First Pic Of Strange Planet...


AUSTIN, Texas — "An extrasolar planet about one-fourth the heft of Jupiter might have formed from the collision and merger of two planets, astronomers announced Wednesday.

Known as 2M1207B, the object orbits a brown-dwarf star called 2M1207A located 170 light-years from Earth and seen in the direction of the constellation Centaurus.

Astronomers have long puzzled over the mysterious object, which seems to fall outside the spectrum of physical possibility.

Its temperature, age and brightness don't match up with what astrophysical theory would predict.

"This is a strange enough object that it needs a strange explanation," said Eric Mamajek of the Harvard-Smithsonian Center for Astrophysics.

Mamajek presented the research here at a meeting of the American Astronomical Society.

Researchers have debated since 2004 what exactly the object is, however — whether it's a planet or perhaps a brown dwarf, which is a failed star and not a planet.

Past estimates put the object's mass at about five times that of Jupiter. However, the new study, if accurate, suggests the object weighs less than Jupiter.

If the new model is correct, it would mean 2M1207B formed in a similar fashion to a planet. It would also means that a 2004 picture of the object would go down in history as the first photo of a planet outside our solar system.

Feverish

This titanic-collision theory would explain why 2M1207B is a feverish 2,400 degrees Fahrenheit (1,315 degrees Celsius) even though it's had possibly 8 million years or so since formation to cool off.
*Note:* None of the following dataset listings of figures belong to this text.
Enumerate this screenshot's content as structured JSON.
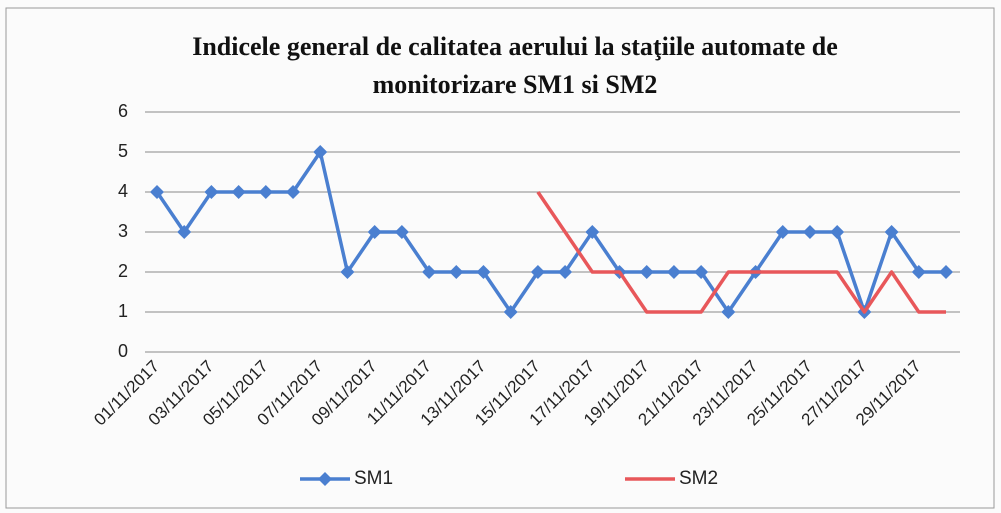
{
  "chart_data": {
    "type": "line",
    "title": "Indicele general de calitatea aerului la staţiile automate de monitorizare SM1 si SM2",
    "categories": [
      "01/11/2017",
      null,
      "03/11/2017",
      null,
      "05/11/2017",
      null,
      "07/11/2017",
      null,
      "09/11/2017",
      null,
      "11/11/2017",
      null,
      "13/11/2017",
      null,
      "15/11/2017",
      null,
      "17/11/2017",
      null,
      "19/11/2017",
      null,
      "21/11/2017",
      null,
      "23/11/2017",
      null,
      "25/11/2017",
      null,
      "27/11/2017",
      null,
      "29/11/2017",
      null
    ],
    "series": [
      {
        "name": "SM1",
        "color": "#4a7fd0",
        "marker": "diamond",
        "values": [
          4,
          3,
          4,
          4,
          4,
          4,
          5,
          2,
          3,
          3,
          2,
          2,
          2,
          1,
          2,
          2,
          3,
          2,
          2,
          2,
          2,
          1,
          2,
          3,
          3,
          3,
          1,
          3,
          2,
          2
        ]
      },
      {
        "name": "SM2",
        "color": "#e8575a",
        "marker": "none",
        "values": [
          null,
          null,
          null,
          null,
          null,
          null,
          null,
          null,
          null,
          null,
          null,
          null,
          null,
          null,
          4,
          3,
          2,
          2,
          1,
          1,
          1,
          2,
          2,
          2,
          2,
          2,
          1,
          2,
          1,
          1
        ]
      }
    ],
    "ylim": [
      0,
      6
    ],
    "yticks": [
      0,
      1,
      2,
      3,
      4,
      5,
      6
    ],
    "grid": true,
    "legend": "bottom"
  }
}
It should have cooled to 1,300 degrees F (704 degrees C) by now.

A smashup between a Saturn-sized gas giant and a planet about three times the size of Earth could explain the extra heat.
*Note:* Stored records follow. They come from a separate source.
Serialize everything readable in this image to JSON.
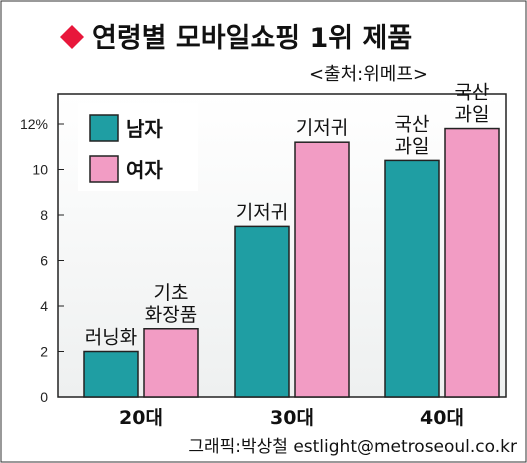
{
  "title": "연령별 모바일쇼핑 1위 제품",
  "source": "<출처:위메프>",
  "credit": "그래픽:박상철 estlight@metroseoul.co.kr",
  "colors": {
    "male": "#1f9ea3",
    "female": "#f29cc4",
    "bullet": "#e8173b",
    "background": "#ffffff",
    "frame": "#222222"
  },
  "chart_data": {
    "type": "bar",
    "categories": [
      "20대",
      "30대",
      "40대"
    ],
    "yticks": [
      "0",
      "2",
      "4",
      "6",
      "8",
      "10",
      "12%"
    ],
    "ylim": [
      0,
      12
    ],
    "grid": false,
    "legend": "top-left",
    "series": [
      {
        "name": "남자",
        "values": [
          2.0,
          7.5,
          10.4
        ],
        "labels": [
          [
            "러닝화"
          ],
          [
            "기저귀"
          ],
          [
            "국산",
            "과일"
          ]
        ]
      },
      {
        "name": "여자",
        "values": [
          3.0,
          11.2,
          11.8
        ],
        "labels": [
          [
            "기초",
            "화장품"
          ],
          [
            "기저귀"
          ],
          [
            "국산",
            "과일"
          ]
        ]
      }
    ]
  }
}
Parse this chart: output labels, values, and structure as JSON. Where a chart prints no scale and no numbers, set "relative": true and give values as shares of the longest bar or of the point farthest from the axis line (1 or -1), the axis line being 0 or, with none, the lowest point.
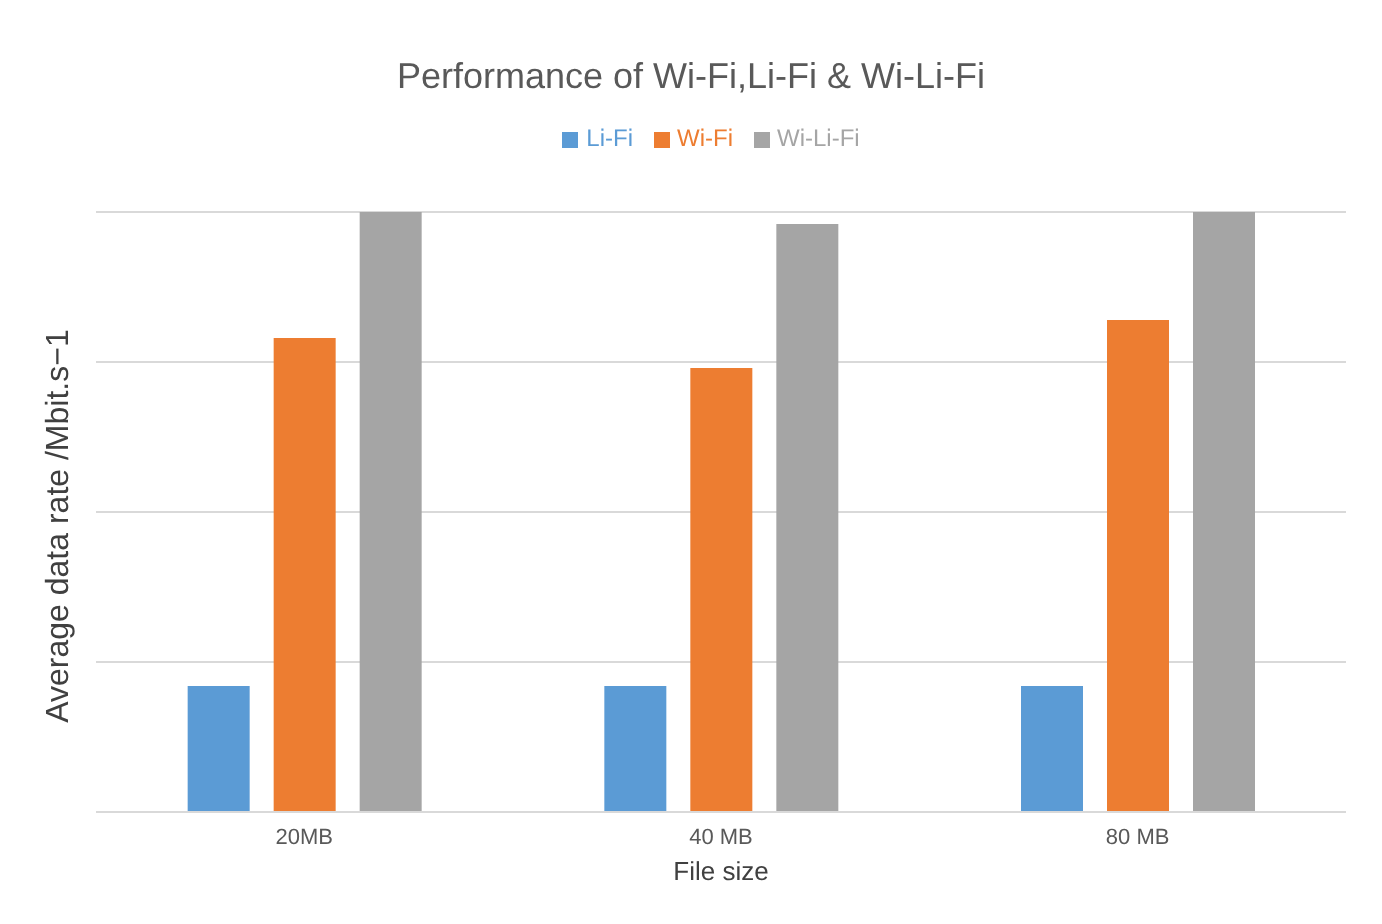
{
  "chart_data": {
    "type": "bar",
    "title": "Performance of Wi-Fi,Li-Fi & Wi-Li-Fi",
    "xlabel": "File size",
    "ylabel": "Average data rate /Mbit.s−1",
    "categories": [
      "20MB",
      "40 MB",
      "80 MB"
    ],
    "relative": true,
    "grid": "y",
    "legend": "top",
    "series": [
      {
        "name": "Li-Fi",
        "color": "#5b9bd5",
        "values": [
          0.21,
          0.21,
          0.21
        ]
      },
      {
        "name": "Wi-Fi",
        "color": "#ed7d31",
        "values": [
          0.79,
          0.74,
          0.82
        ]
      },
      {
        "name": "Wi-Li-Fi",
        "color": "#a5a5a5",
        "values": [
          1,
          0.98,
          1
        ]
      }
    ]
  }
}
From nudges to colossal crashes, such encounters are common.

"Most, if not all, planets in our solar system were hit early in their history," Mamajek said.

Perhaps most notably, a collision created Earth's moon. And another knocked Uranus on its side."

Eventually they'll discover the first earth-like planet, and it'll take something like that to rekindle the publics love affair with outer space. For now we must remain content with inhospitable gas giants, but the day another earth is found, a warm, wet and cozy place so unlike the gas bags where only creatures like Clinton's or Obama's could thrive, that day will be a marvelous one for the only known sentient race in the universe.